I’ve added quite a few new links recently;

  • AllMusic - Maybe the best online music resource; they offer articles, reviews, bios, discographies and suggestions. Not always updated though.
  • CEE – Center for Environmental Economics at UCSD. A research center I belong to that provides a community for researchers from different diciplines in San Diego. The center is headed by one of  my supervisors, Professor Theodore Groves.
  • HyperRust – The ultimate online resource when it comes to Neil Young; lyrics, guitar tabs, fan reports, etc.
  • It’s A Trap – A Scandinavian Music Journal. Mostly into alternative/popular/jazz music, and maybe biased towards the Swedish music scene, but great anyway.
  • Moskovitter - Friends in Moscow.
  • Neil’s Garage – Neil Young’s offical homepage. Often stream albums before release.
  • SNF – Another research institute I belong to (they finance my studies).
  • MathWorld – MathWorld is a comprehensive, online resource on mathematics. The articles are often quite technical and densly wirtten, but check out the ‘recreational mathematics’ pages and discover how fun math can be!

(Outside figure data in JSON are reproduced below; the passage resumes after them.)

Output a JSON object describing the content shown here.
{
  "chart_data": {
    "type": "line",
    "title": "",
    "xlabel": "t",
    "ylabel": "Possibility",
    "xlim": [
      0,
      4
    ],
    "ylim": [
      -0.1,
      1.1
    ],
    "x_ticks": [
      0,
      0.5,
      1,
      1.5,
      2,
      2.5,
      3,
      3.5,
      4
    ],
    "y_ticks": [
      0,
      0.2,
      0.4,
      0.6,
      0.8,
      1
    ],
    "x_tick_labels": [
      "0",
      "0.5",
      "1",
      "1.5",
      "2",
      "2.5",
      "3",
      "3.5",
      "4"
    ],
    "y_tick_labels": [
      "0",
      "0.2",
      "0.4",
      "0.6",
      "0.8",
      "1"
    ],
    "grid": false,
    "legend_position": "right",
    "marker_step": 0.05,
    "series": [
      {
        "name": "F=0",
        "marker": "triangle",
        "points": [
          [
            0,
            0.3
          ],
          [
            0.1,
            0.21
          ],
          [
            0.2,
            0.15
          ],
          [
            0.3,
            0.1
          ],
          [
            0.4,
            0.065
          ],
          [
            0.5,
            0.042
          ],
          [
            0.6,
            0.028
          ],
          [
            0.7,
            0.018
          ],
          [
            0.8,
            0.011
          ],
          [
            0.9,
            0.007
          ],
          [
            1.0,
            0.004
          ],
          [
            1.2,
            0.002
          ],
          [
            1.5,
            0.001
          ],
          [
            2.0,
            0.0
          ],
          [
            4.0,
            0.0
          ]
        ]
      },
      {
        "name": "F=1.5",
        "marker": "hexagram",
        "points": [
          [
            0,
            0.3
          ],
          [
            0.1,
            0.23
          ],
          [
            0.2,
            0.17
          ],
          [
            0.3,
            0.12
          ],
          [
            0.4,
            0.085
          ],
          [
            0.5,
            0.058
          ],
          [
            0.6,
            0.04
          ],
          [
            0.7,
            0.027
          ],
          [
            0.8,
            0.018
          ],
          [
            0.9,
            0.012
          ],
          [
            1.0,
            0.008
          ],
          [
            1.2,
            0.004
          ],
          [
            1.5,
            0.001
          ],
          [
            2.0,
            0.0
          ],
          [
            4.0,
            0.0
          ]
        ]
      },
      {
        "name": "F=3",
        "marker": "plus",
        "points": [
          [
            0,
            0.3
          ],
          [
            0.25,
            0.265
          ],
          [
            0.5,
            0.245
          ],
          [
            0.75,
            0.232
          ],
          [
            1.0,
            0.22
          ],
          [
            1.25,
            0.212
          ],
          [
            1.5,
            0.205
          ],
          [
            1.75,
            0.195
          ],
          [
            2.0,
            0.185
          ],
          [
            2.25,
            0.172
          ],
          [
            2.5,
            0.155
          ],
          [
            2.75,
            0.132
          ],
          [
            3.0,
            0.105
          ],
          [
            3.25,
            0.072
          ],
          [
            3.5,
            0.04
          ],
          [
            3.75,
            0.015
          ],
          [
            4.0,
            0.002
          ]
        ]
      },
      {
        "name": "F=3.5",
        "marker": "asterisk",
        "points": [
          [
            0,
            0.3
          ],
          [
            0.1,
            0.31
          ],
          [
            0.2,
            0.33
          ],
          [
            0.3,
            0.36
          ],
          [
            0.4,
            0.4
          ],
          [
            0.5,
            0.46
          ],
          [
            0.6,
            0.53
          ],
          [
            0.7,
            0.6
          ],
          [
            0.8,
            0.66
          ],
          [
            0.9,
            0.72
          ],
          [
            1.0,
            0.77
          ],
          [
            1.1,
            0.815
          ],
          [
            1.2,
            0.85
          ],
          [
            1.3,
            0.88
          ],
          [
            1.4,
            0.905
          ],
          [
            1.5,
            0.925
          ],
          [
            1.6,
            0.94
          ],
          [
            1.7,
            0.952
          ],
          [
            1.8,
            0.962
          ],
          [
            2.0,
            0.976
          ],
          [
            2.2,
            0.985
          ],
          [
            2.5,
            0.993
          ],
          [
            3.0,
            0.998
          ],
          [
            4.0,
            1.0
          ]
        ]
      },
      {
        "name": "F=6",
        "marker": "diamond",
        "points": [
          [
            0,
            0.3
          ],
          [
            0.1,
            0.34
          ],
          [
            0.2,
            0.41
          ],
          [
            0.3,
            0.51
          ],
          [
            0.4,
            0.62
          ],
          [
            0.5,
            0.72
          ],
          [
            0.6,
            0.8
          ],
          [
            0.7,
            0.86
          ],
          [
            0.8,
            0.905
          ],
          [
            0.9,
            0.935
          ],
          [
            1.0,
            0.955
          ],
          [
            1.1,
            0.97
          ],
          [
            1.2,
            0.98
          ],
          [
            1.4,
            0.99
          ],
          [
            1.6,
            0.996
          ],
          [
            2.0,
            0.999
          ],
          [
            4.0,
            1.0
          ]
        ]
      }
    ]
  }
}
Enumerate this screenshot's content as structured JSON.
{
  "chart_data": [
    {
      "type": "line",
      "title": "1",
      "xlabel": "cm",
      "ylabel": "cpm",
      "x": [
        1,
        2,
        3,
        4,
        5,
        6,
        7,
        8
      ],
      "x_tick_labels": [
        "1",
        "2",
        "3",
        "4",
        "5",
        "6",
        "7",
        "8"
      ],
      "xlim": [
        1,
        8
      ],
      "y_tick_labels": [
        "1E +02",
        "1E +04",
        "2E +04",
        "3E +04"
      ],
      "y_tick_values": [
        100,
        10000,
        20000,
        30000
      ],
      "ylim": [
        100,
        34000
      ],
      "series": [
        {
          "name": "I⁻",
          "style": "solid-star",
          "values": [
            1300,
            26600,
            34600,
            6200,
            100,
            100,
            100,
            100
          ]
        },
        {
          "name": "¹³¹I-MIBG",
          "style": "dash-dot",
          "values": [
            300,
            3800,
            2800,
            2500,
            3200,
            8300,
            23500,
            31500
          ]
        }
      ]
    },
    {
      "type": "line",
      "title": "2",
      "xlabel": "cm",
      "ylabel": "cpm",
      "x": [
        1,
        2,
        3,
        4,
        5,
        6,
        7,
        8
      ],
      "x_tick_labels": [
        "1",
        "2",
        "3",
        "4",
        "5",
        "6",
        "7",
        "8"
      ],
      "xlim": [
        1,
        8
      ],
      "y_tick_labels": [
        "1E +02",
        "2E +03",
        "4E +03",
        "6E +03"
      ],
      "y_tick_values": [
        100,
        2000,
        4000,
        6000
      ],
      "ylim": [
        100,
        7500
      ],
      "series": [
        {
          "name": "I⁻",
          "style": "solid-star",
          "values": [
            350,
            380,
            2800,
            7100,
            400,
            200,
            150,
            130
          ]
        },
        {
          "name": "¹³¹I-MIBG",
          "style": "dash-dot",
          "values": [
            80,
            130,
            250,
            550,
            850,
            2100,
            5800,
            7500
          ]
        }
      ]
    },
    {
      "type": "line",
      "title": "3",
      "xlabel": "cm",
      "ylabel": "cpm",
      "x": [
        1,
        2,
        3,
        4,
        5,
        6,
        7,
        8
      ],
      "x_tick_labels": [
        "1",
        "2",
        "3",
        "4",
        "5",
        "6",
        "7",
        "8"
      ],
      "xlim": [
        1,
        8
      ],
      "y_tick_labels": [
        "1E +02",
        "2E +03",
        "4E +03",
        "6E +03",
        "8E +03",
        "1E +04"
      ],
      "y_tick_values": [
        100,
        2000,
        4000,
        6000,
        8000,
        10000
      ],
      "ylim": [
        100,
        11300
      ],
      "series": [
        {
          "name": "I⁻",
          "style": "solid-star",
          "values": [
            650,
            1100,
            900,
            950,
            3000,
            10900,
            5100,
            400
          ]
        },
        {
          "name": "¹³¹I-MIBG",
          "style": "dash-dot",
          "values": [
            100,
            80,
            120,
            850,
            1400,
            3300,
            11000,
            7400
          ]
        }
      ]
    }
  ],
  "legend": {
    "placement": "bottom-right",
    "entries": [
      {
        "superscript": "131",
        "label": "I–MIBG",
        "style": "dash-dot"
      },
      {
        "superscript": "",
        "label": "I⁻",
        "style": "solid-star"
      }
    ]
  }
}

Please suggest interesting links in the comment section.

Holidays

December 30, 2008

The holidays try to strangle me with food, family, towering Christmas trees (my father probably has the tallest Christmas tree in the neighboorhood; certainly taller than 3 meters/10 feet), more food, presents, sweets, beer, and even more food. It’s been nice though. For Christmas I got an iPod(!), a Sun Ra record (Space is the Place), a comic book, beer glasses, and Neil Young’s Re-ac-tor on LP among other things. I was up early today (alright, that was four days ago; something happened and there you go) and listened to the Neil Young LP on my father’s old turntable, and, well, it is not his best effort. But it is unmistakable Neil Young/Crazy Horse stuff with their unsteady beat and guitar work-outs. The most enjoyable songs are ‘Surf-er Joe and Moe the Sleaze’ and ‘Shots’. ‘Re-ac-tor’ also contains some of the least inspired lyrics Neil Young have ever written; here is a representative selection from the song T-bone.

Got mashed potatoes
Got mashed potatoes
Got mashed potatoes
Ain’t got no T-Bone
Ain’t got no T-Bone

Got mashed potatoes
Got mashed potatoes
Got mashed potatoes
Got mashed potatoes
Ain’t got no T-Bone

Got mashed potatoes
Got mashed potatoes
Got mashed potatoes
Ain’t got no T-Bone
Ain’t got no T-Bone

It goes on like that forever. It is said that Neil Young spent most of his time in the ‘Re-ac-tor’ period to care for his disabled son and that much of his output from the early eighties and onward was, well, less than fantastic. It sounds reasonable, I guess, but Neil Young has always made the records he felt like making, and I have no doubt that while his record company at the time tried to push him in one direction he deliberatly moved in any other direction. That’s Neil Young for you, moving in any other direction.

Last.fm: Fancy stuff

November 11, 2008

Since I am the most interesting person on this planet, you can now see what music I’m listening to right here on the blog! I’ve used the last.fm software to log what music I play on my computer for more than a year now. Last.fm provides an RSS feed of my most recent playlist. I have to admit that I often think that what I’m listening to is now public, so I get picky in a weird way (obscurities are always ok; go figure). Right now, for example, I’m listening to one of my favorite artists; Neil Young.